L’empathie envers l’Autre. De Léon Dion à Ramsay Cook, de Charles Taylor à Fernand Dumont, toutes les personnes et tous les intellectuels qui ont trouvé André Laurendeau sur leur chemin reconnaissaient en lui une telle orientation-disposition. Il savait écouter autrui, s’intéresser à elle ou à lui. Une telle vertu transparaît dans les pages du journal de bord qu’il a tenu au temps de la Commission d’enquête sur le bilinguisme et le biculturalisme, dont il fut le co-président de 1963 jusqu’à sa mort en juin 1968. Il y a trente ans, à Calgary, grâce à la générosité de l’historien Donald Smith qui organisa cette rencontre, cela me fut confirmé avec émotion par Gertrude Laing, cette autre grande humaniste qui participa comme commissaire à l’aventure de la Commission Laurendeau-Dunton.  Dans le journal de bord, l’empathie de Laurendeau pour les Canadiennes et Canadiens anglophones impressionne. Dans un autre de ses livres, Ces choses qui nous arrivent, c’est l’empathie de Laurendeau, même quand elle fait irruption sous les traits de la critique,  envers ses compatriotes de langue française, qui émeut. 1967, l’année du Centenaire de la Confédération et celle de l’Exposition universelle de Montréal, j’en fais l’hypothèse, ce fut l’année de l’empathie la plus grande du Canada de langue anglaise, et de sa population, envers le Canada français, le Québec, le bilinguisme. À 50 ans de distance, quand on observe le Canada contemporain, et quand on le compare avec celui de l’année du Centenaire et de l’Expo de Montréal, cela me semble être une des différences qui frappent le plus. J’y reviendrai en conclusion. Auparavant, sur un mode un peu nostalgique, repassons les principaux événements de cette époustouflante année 1967.

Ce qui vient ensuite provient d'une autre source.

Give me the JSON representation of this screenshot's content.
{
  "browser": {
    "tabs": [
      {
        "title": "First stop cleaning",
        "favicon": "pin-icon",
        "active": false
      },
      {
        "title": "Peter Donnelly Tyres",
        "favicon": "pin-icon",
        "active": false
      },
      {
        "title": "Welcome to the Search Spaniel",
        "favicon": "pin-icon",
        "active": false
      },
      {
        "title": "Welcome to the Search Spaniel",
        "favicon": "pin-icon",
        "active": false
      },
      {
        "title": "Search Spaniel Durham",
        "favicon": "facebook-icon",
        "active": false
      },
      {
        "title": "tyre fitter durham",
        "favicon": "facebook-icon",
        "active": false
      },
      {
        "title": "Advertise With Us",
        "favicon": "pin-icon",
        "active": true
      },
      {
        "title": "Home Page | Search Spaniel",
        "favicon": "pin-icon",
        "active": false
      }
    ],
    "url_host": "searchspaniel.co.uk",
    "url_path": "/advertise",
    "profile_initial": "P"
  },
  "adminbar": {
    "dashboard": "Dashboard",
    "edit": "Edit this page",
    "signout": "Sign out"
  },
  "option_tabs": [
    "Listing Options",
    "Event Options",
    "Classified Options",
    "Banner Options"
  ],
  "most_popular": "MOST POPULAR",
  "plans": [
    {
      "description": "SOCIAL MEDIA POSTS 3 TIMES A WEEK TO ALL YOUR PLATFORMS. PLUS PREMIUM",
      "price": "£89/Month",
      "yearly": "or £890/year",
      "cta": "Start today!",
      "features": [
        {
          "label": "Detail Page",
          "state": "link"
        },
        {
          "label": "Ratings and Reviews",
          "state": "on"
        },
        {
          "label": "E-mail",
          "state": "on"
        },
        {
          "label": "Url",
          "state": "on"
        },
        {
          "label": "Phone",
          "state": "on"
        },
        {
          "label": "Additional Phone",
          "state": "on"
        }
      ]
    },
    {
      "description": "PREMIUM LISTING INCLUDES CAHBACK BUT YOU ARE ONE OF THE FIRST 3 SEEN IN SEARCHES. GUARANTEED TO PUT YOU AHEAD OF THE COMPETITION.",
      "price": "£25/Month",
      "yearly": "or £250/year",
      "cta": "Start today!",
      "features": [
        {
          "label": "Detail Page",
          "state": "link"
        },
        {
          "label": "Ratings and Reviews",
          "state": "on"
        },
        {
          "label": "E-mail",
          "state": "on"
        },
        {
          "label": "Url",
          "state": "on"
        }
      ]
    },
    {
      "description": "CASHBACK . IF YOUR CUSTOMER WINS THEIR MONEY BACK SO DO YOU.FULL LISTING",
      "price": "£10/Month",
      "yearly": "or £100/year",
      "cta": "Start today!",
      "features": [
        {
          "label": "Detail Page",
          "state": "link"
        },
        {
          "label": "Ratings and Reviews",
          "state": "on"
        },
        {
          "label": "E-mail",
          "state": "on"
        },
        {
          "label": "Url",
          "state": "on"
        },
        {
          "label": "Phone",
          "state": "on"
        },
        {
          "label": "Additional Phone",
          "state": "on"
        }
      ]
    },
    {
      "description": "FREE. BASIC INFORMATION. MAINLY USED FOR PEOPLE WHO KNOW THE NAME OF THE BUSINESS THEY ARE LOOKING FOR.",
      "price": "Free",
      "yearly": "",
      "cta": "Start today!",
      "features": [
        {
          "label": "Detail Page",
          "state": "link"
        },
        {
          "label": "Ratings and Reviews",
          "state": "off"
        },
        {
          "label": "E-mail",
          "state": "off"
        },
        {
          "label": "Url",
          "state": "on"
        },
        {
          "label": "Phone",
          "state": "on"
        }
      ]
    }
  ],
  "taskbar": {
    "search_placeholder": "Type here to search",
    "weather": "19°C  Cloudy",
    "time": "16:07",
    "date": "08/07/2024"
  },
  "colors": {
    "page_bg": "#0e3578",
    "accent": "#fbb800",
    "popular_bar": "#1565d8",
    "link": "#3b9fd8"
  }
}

Déroulement de l’année 1967

Janvier : Inauguration de la flamme du Centenaire de la Confédération sur la colline parlementaire à Ottawa; retour à Montréal, pour être cités à leur procès, des felquistes Charles Gagnon et Pierre Vallières.

Avril : Pierre-Elliott Trudeau devient ministre fédéral de la Justice et commence à imaginer des réformes législatives progressistes,  notamment celle de la légalisation de l’avortement; création de l’Ordre du Canada; ouverture de l’exposition universelle de Montréal; Gérard Bergeron publie son livre, Le Canada français après deux siècles de patience.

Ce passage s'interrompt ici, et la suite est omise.